- Born: 29 May 1921 Toronto, Ontario
- Died: 3 February 2006 (aged 84)
- Occupation: veterinarian

= Harry Rowsell =

Canadian veterinarian

Harry Cecil Rowsell, (29 May 1921 - 3 February 2006) was a Canadian veterinarian, pathologist, animal welfare advocate and humanist.

Born in Toronto, Ontario, he served as a lieutenant in the Royal Canadian Navy during World War II. Upon his return, he received a Doctor of Veterinary Medicine from the Ontario Veterinary College in 1949, a D.V.P.H. from the University of Toronto in 1950, and a Ph.D. from the University of Minnesota in 1956. In 1946, he married Anne Bradshaw. They had one daughter: Carole and three sons: Paul, Craig and John. He also has four grandchildren: Bronwyn, Claire, Philip, and Graham

From 1953 to 1956, he was an assistant professor in the Department of Bacteriology at the Ontario Veterinary College. From 1958 to 1965, he was a professor and head of pathological physiology. From 1965 to 1968, he was head of the Department of Veterinarian Pathology, West College of Veterinary Medicine at the University of Saskatchewan. From 1970 to 1986, he was a professor in the Department of Pathology in the Faculty of Medicine at the University of Ottawa.

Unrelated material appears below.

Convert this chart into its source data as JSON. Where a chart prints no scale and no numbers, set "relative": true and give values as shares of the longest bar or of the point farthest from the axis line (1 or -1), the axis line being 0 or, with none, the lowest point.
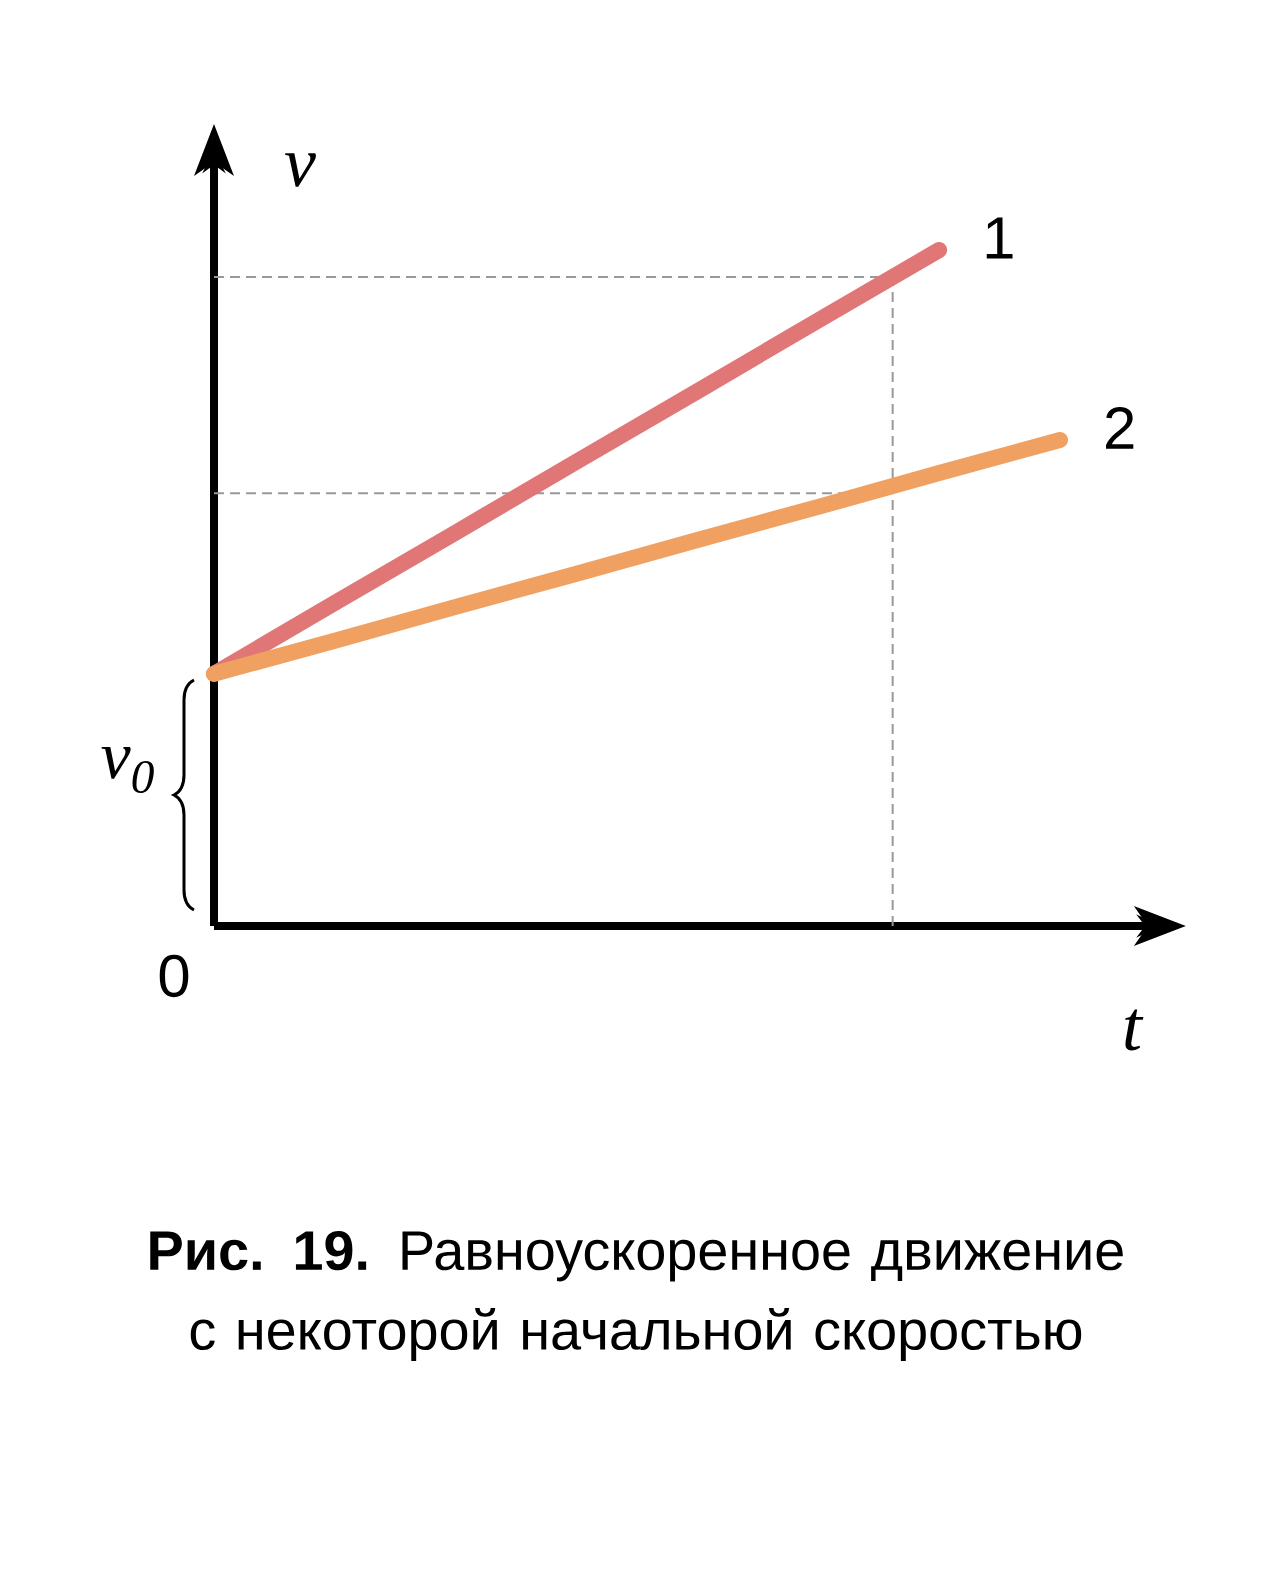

In 1968, he established the Canadian Council on Animal Care, was its first executive director, and was the first recipient of the CCAC Outstanding Service Award. In 1987, he was made an Honorary Associate of the Royal College of Veterinary Surgeons.

In 1988, he was the first veterinarian made an Officer of the Order of Canada for being "recognized and respected throughout the world for his outstanding contributions to the promotion of the responsible and humane treatment of animals in biomedical and scientific research".